Le mari se présente avec le fragment. L’équation pour Dr Sawadogo et son équipe était de réutiliser le fragment qui s’était retrouvé en milieu extérieur, en pleine chaussée, au risque de provoquer une infection.

Une expérience rarissime réussie

« Avec mes collègues d’alors, on a discuté, et puis on a décidé de tenter l’expérience de remettre le fragment en place. On l’a désinfecté, on l’a lavé abondamment. Quand je dis lavage, c’est vraiment un lavage pour s’assurer que tous les débris avaient été éliminés et que nous avions également éliminé le maximum de germes qui pouvaient donc se trouver sur l’os.

On a lavé avec de l’eau oxygénée, rincé avec du sérum salé, et on a badigeonné avec de la Bétadine. On a ouvert, on a réduit le fragment en place avec les matériels de fixation. Et comme par miracle, ça a marché. De façon extraordinaire, la patiente a consolidé.

Elle marche, elle vaque à ses occupations », avoue-t-il. Même si le Pr Sawadogo considère cela comme un coup de chance, cela reste un exploit et une expérience rarissime. Il estime néanmoins que ce ne sont pas des cas à répéter.

Des chiffres qui parlent d’eux-mêmes

En 2024, le service de traumatologie du Centre hospitalier universitaire Yalgado Ouédraogo a enregistré 12 980 cas de traumatismes et fractures pris en charge aux urgences, entraînant malheureusement 218 décès : 30 morts en traumatologie et 188 décès en neurochirurgie, liés notamment à des traumatismes crâniens.

Pour l’année 2025, du 1er janvier au 31 juillet, le CHU Yalgado présente des chiffres tout aussi peu reluisants. Il a enregistré 9 614 cas de fractures, déplorant 139 décès, dont 41 en traumatologie et 98 morts en neurochirurgie.

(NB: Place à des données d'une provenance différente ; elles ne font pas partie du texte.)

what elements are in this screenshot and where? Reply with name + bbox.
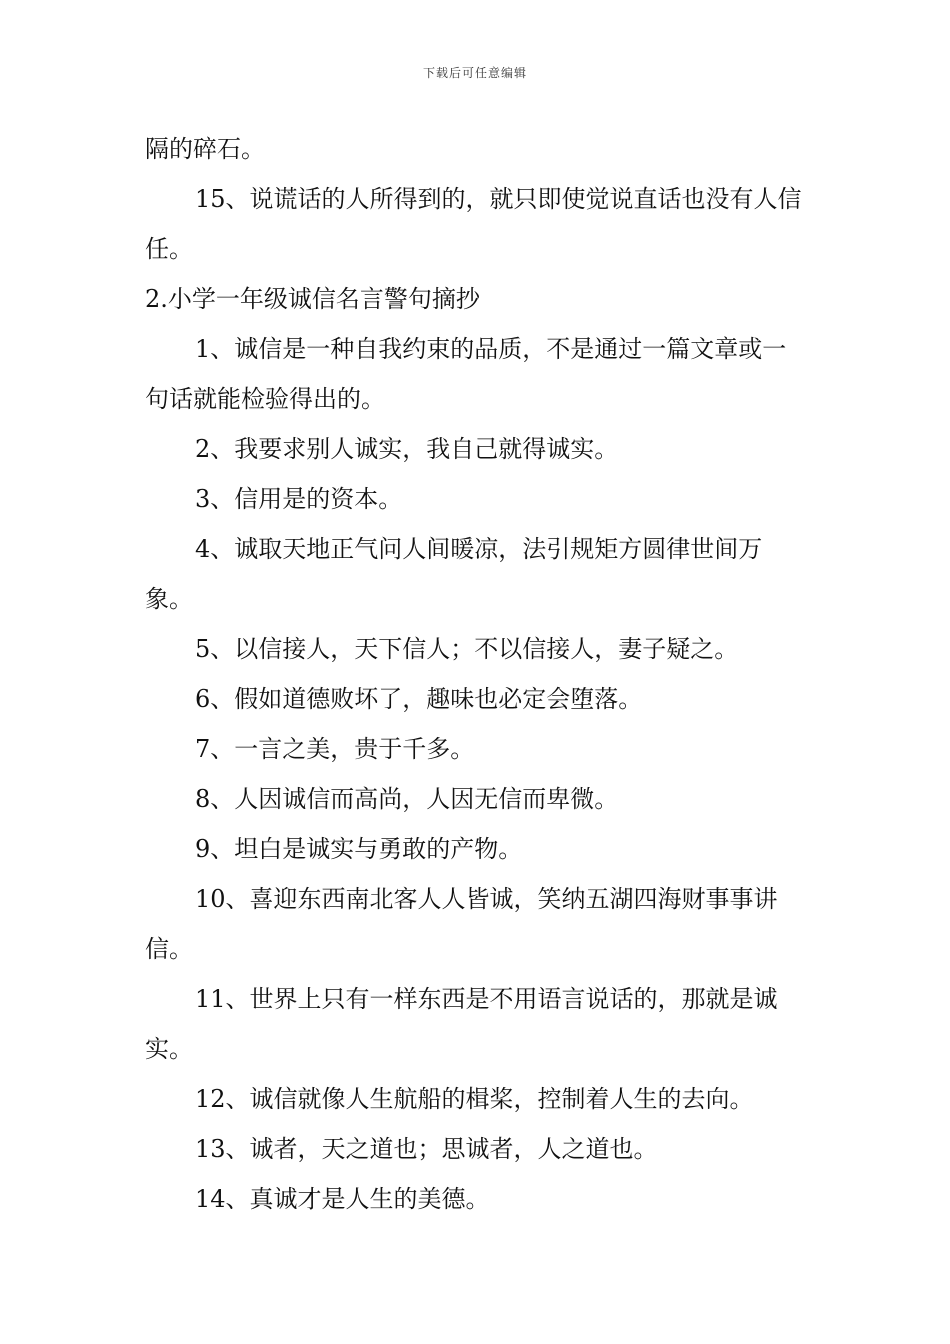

Au CHU de Tengandogo, en 2024, ils ont enregistré 2 019 cas de fractures avec 22 cas de décès. Et au premier semestre de l’année 2025, ils dénombraient 918 fractures et 12 décès. Les conducteurs des engins à deux roues sont les plus exposés. Le port du casque est alors encouragé, car la majorité des décès est liée aux traumatismes crâniens.

Ne jamais négliger le port du casque ou de la ceinture de sécurité

Le coût global moyen d’une fracture relativement simple peut aller de 100 000 à 600 000 FCFA. Il peut varier lorsqu’il s’agit d’une fracture complexe dont le traitement peut prendre une année. Les causes les plus récurrentes au Burkina Faso restent les accidents de la circulation, et les usagers des engins à deux roues en paient un lourd tribut.

Pourtant, derrière chaque fracture se cache souvent un drame humain. Des dépenses lourdes et parfois une vie bouleversée à jamais. Dans les services de traumatologie, les chirurgiens continuent de lutter avec les moyens du bord. Mais pour eux, la meilleure opération reste encore celle que l’on peut éviter. Par la prudence, le respect du code de la route et le port systématique du casque et de la ceinture de sécurité.